Thoughts on the Lehman Bankrupcy
While I am not happy to see a historic company go bankrupt, and have vague but unspecific worries about some kind of general cascading financial problem, I am happy to see the government let Lehman go bankrupt without any sort of special intervention or bailout for a number of reasons:
- Bailouts create awful incentives for other large companies managing their risk portfolios
- I know many small business people who have gone bankrupt, and I once lost my job in a company bankruptcy. There is no reason Lehman equity holders and managers should be immune from the same process just because their company is large and old.
- Lehman's management has failed to get a positive return from the assets in their care. A bailout only keeps these assets under the same management. A bankruptcy puts these assets in the hands of new parties who hopefully can do a better job with them.

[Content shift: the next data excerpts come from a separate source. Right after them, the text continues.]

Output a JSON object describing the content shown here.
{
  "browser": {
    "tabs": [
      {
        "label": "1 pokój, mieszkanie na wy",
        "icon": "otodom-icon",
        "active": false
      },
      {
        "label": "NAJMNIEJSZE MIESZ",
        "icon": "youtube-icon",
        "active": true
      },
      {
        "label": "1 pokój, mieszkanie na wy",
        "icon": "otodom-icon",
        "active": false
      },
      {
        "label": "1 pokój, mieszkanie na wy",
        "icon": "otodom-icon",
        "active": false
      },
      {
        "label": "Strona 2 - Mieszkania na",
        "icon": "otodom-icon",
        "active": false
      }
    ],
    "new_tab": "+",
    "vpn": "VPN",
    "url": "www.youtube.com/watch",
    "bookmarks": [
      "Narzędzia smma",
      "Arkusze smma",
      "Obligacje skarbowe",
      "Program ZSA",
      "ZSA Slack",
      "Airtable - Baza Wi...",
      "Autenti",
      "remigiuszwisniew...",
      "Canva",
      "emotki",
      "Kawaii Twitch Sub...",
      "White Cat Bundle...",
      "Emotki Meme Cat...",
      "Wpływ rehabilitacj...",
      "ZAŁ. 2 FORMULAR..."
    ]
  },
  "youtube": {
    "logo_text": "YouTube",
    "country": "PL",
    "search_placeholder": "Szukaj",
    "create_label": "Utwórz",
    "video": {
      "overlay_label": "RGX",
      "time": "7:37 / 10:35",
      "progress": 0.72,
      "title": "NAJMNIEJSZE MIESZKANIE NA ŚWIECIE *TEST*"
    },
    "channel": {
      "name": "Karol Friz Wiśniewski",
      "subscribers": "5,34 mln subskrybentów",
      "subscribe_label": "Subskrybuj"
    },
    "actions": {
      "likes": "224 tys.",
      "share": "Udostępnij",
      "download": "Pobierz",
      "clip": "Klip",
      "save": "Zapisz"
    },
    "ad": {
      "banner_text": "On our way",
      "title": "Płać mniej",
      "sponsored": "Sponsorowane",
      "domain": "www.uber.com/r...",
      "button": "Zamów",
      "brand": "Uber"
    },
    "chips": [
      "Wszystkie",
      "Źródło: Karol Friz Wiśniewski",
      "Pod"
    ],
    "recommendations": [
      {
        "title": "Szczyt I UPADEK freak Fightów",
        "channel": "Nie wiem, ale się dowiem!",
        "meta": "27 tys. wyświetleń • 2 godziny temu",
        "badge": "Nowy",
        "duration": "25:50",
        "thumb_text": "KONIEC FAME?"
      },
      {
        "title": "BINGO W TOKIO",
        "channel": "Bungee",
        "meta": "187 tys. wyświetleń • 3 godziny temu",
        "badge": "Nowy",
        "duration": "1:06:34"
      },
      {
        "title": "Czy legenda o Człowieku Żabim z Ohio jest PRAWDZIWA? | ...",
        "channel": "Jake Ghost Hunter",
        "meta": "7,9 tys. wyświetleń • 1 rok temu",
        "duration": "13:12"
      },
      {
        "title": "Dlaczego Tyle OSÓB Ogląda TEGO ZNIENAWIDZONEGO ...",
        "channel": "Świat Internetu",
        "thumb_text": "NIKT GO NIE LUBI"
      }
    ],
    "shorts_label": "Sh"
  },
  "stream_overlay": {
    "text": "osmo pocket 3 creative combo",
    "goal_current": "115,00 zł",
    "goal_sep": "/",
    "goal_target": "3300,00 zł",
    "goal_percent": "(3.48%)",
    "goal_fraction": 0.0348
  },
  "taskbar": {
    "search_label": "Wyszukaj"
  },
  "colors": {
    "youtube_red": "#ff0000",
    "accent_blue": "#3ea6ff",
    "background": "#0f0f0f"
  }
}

- I strongly suspect that the hole in Lehman's balance sheet from underwater assets like certain mortgages is large compared to its equity but small compared to its total assets. If this is true, equity holders will end up with nothing, but most creditors should come out close to whole when everything is unwound.
Like Megan McArdle, I found Obama's recent reaction to the Lehman bankruptcy to be wrong-headed but unsurprising. Obama is blaming recent financial problems on an overly laissez faire approach by GWB in general (LOL,that's funny) and a lack of strong enforcement by the SEC in particular.
But one has to ask, what laws were not enforced? My sense is that these are all perfectly lawful portfolios of mortgages in which the one mistake was systematically being too generous in giving out credit. Mr. Obama's party has always been a strong advocate of pushing banks to be more generous with credit, particularly to the poor, and of promoting home ownership as a national goal. If anything, financial institutions are struggling because they were too aggressive in these goals. McArdle writes:
This was not some criminal activity that the Bush administration should
have been investigating more thoroughly; it was a thorough, massive, systemic
mispricing of the risk attendant on lending to people with bad credit.
(These are, mind you, the same people that five years ago the Democrats
wanted to help enjoy the many booms of homeownership.) Lehman, Bear,
Merrill and so forth did not sneakily lend these people money in the
hope of putting one over on the American taxpayer while ruining their
shareholders and getting the senior executives fired. They got it
wrong. Badly wrong. So did everyone else.
It appears from further Obama statements talking about lack of enforcement for predatory lending laws that the Democrats want to get back on the rollercoaster of whipsawing banks between charges of redlining (you are not lending enough to the poor) and predatory lending (you are lending too much to the poor).
Postscript: While in retrospect there may turn out to have been laws broken, in situations like this, particularly when a management team is trying to head off a liquidity crisis, these tend to be of the reporting and disclosure ilk. We saw back during the Enron failure that people tend to assume law-breaking of some sort to be the cause of a major bankrupcy or collapse, and to satisfy this notion the government aggresively pursued Enron executives. But nothing for which Enron was prosecuted had anything to do with their failure -- all the violations were about disclosure and accounting methodologies. The company would have still crashed, probably faster, without these violations.